CORD’s Okoa Kenya initiative is currently petitioning Parliament for a national referendum. It concerns inter alia, “raising from 15 per cent to 45 per cent the budgetary allocation to the counties from the national government.” The opposition capitalises on late 2015 statistics suggesting that while public services, typified by Huduma centres, may have improved, perceptions of unchecked corruption have skyrocketed. Added is ICC’s relentless prosecution of the Rift Valley’s Hague Two, contrasted with Tobiko’s unfair prosecution policy.
These inequalities revive perceptions that PNU’s members escaped from both domestic and international prosecution, while ODM’s are condemned. This disparity results in perceptions of ethnic exclusiveness, fanning the potential for ethnic conflict as evidenced by increasing hate speech across the political divide.
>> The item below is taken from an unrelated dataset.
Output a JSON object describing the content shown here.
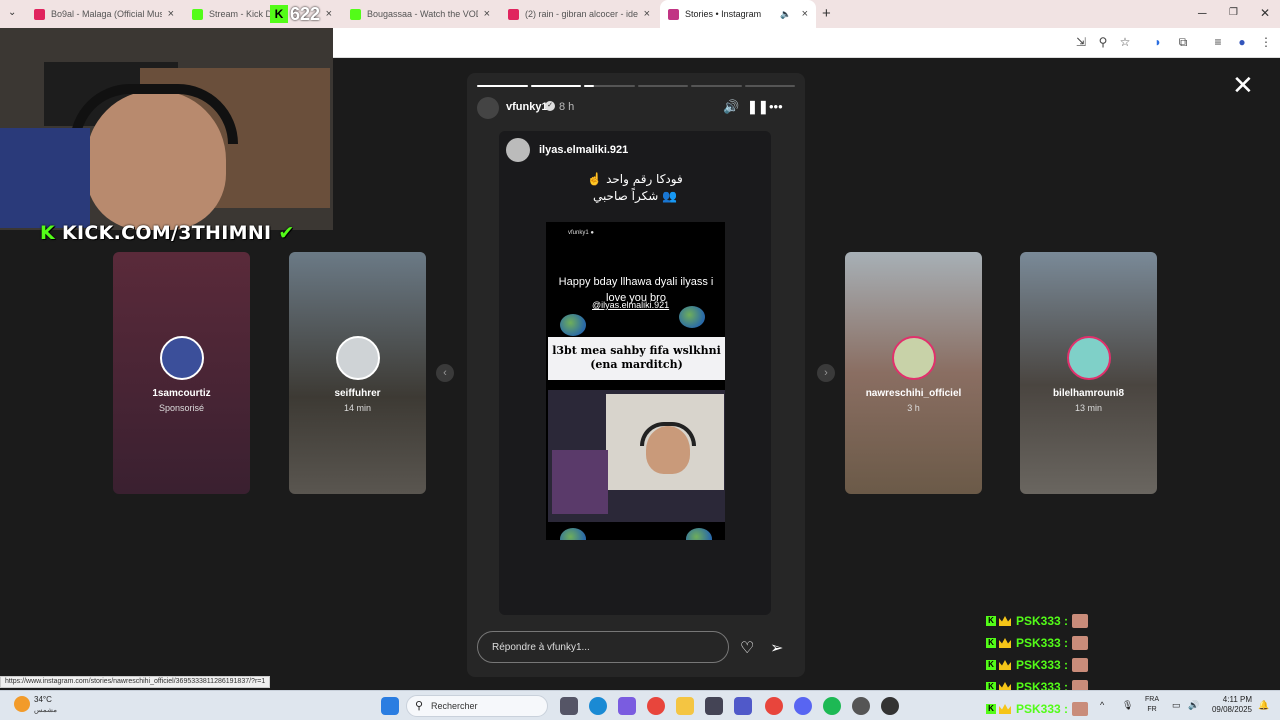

Because international criminal law nowadays criminalises mass atrocities, ethnic violence is not a feasible political strategy.
Therefore, evidence implicating dismissed Cabinet Secretaries in grand graft forced President Kenyatta’s cabinet reshuffle, disguised as a “war on corruption”, which was tailored to rebalance ethnic representation to reverse the perception that non-prosecution of certain officials implicated in graft amounted to their indirect inducement to facilitate preparations for his 2017 presidential re-election bid.